Josep Maria Sert i Badia (Catalan pronunciation: [ʒuˈzɛb məˈɾi.ə ˈsɛrt]) (Barcelona, 21 December 1874 – 27 November 1945, buried in the Vic cathedral) was a Spanish muralist, the son of an affluent textile industry family and friend of Salvador Dalí. He was particularly known for his grisaille style, often in gold and black.
Beginning on his trip to Paris in 1899, aged 25, he first became involved on a personal and private level with artists ascribed to the group known as Les Nabis, gravitating around Paul Ranson (1864–1909), who had studied at the renowned private Académie Julian, founded in 1868 by painter Rodolphe Julian. The Académie Julian, along with Académie Colarossi, were frequented by would-be foreign painters, engravers and sculptors, both male and female, including Americans, and, unlike the official École des Beaux Arts, accepted female students and allowed them to draw from the nude male mode. Many of the nude models gracing today millionaires' residences and the world's museums came, either as students or models or both, from such private, none-too-prudish Paris art schools.
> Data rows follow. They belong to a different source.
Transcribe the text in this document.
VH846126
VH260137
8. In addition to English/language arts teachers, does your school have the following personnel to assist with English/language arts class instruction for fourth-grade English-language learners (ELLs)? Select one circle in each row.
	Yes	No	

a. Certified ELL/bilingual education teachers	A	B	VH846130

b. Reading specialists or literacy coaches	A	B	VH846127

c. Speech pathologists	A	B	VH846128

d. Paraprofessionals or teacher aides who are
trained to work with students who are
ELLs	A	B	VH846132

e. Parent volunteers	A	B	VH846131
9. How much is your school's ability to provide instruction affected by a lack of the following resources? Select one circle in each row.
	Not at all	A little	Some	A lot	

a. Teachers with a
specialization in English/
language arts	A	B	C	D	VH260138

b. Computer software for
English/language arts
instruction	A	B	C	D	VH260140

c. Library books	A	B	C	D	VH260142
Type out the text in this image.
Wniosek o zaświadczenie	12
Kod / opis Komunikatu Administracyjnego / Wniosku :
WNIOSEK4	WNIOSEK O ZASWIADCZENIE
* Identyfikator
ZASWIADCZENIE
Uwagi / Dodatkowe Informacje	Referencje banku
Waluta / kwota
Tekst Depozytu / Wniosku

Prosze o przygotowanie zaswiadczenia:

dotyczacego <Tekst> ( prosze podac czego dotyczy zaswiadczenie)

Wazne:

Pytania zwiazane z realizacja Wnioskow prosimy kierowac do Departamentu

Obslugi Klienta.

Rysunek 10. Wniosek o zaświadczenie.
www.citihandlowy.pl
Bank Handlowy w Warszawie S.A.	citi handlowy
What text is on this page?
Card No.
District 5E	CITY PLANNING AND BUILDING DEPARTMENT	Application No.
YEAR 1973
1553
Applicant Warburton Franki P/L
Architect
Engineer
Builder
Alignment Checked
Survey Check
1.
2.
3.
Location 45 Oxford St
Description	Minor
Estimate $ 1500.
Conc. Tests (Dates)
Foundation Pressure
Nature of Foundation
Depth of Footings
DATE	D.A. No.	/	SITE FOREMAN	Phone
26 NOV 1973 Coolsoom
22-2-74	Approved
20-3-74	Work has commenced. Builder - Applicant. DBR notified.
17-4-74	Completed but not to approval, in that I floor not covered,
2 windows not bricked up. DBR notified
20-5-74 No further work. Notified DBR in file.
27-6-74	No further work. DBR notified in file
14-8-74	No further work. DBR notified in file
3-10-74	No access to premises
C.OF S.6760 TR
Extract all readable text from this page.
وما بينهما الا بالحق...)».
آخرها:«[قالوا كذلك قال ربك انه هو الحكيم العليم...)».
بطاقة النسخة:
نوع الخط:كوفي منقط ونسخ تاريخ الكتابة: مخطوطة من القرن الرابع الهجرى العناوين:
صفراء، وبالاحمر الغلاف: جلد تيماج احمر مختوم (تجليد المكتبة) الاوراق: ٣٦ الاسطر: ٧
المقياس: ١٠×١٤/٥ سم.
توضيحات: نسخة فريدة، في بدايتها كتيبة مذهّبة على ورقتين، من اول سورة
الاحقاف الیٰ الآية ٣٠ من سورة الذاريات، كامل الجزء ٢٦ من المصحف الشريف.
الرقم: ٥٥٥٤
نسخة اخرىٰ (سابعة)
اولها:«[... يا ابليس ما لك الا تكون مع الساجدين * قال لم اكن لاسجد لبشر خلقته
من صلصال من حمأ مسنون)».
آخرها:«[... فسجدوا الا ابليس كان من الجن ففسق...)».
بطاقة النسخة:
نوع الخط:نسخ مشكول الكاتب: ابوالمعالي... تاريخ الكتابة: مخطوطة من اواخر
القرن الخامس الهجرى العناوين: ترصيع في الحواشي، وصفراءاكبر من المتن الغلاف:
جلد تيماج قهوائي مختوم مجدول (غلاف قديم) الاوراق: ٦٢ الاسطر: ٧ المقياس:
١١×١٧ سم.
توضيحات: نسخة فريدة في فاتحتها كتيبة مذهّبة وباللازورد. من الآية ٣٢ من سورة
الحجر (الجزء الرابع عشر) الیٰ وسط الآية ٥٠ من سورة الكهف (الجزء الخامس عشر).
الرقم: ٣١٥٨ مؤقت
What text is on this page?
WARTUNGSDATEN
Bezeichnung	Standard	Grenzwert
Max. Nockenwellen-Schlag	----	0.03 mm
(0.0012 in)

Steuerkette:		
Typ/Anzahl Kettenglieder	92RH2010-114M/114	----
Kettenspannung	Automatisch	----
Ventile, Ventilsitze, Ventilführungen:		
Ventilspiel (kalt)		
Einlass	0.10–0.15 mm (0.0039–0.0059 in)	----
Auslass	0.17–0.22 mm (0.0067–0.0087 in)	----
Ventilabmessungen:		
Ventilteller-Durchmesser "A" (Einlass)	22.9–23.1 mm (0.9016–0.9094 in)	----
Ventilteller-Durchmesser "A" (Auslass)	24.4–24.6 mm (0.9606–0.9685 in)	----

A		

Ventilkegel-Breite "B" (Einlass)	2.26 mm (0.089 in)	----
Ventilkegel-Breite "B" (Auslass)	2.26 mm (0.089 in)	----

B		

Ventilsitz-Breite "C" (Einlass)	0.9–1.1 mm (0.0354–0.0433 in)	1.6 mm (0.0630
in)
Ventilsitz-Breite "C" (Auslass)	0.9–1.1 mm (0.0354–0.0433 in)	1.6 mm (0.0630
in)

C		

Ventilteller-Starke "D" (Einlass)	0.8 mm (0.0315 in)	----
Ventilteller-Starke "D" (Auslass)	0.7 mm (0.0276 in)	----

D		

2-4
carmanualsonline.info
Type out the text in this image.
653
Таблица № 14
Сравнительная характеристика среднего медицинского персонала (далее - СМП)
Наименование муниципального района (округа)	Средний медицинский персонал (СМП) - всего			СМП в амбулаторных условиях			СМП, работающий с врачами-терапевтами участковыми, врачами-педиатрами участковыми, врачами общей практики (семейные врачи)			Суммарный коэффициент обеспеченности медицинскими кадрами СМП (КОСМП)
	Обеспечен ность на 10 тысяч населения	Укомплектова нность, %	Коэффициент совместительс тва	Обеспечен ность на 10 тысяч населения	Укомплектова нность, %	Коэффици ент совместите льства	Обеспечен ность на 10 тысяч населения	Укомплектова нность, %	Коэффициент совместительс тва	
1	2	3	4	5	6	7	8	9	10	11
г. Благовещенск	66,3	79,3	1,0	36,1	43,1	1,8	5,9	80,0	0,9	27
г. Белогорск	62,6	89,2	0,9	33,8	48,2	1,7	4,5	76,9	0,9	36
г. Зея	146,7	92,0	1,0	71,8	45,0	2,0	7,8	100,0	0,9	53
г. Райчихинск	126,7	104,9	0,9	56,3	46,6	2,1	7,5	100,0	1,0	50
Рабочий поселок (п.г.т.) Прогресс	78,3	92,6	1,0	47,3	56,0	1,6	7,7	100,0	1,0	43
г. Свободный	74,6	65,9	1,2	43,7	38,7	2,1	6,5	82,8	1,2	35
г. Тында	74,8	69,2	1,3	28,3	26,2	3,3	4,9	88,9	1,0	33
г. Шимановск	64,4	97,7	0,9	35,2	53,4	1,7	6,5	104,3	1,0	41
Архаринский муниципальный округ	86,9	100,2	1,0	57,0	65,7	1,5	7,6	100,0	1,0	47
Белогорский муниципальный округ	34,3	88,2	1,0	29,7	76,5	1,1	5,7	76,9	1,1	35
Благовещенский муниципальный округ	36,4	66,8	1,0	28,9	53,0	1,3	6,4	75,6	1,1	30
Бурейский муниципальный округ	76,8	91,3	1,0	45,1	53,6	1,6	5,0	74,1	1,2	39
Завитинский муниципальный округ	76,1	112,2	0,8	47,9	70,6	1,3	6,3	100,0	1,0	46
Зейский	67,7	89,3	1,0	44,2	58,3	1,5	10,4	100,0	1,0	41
Sert married the well-known Misia Godebska, a.k.a. Misia Sert, (born Maria Zofia Olga Zenajda Godebska; 30 March 1872 – 1950), a pianist of Polish descent who hosted an artistic salon in Paris. She was a patron and friend of numerous artists, for whom she regularly posed. Her father, Cyprian Godebski (1835–1909), was a renowned Polish sculptor and professor at the Imperial Academy of Arts in St. Petersburg from 1870. Her mother, Zofia Servais, was the daughter of a noted Belgian cellist, Adrien-François Servais.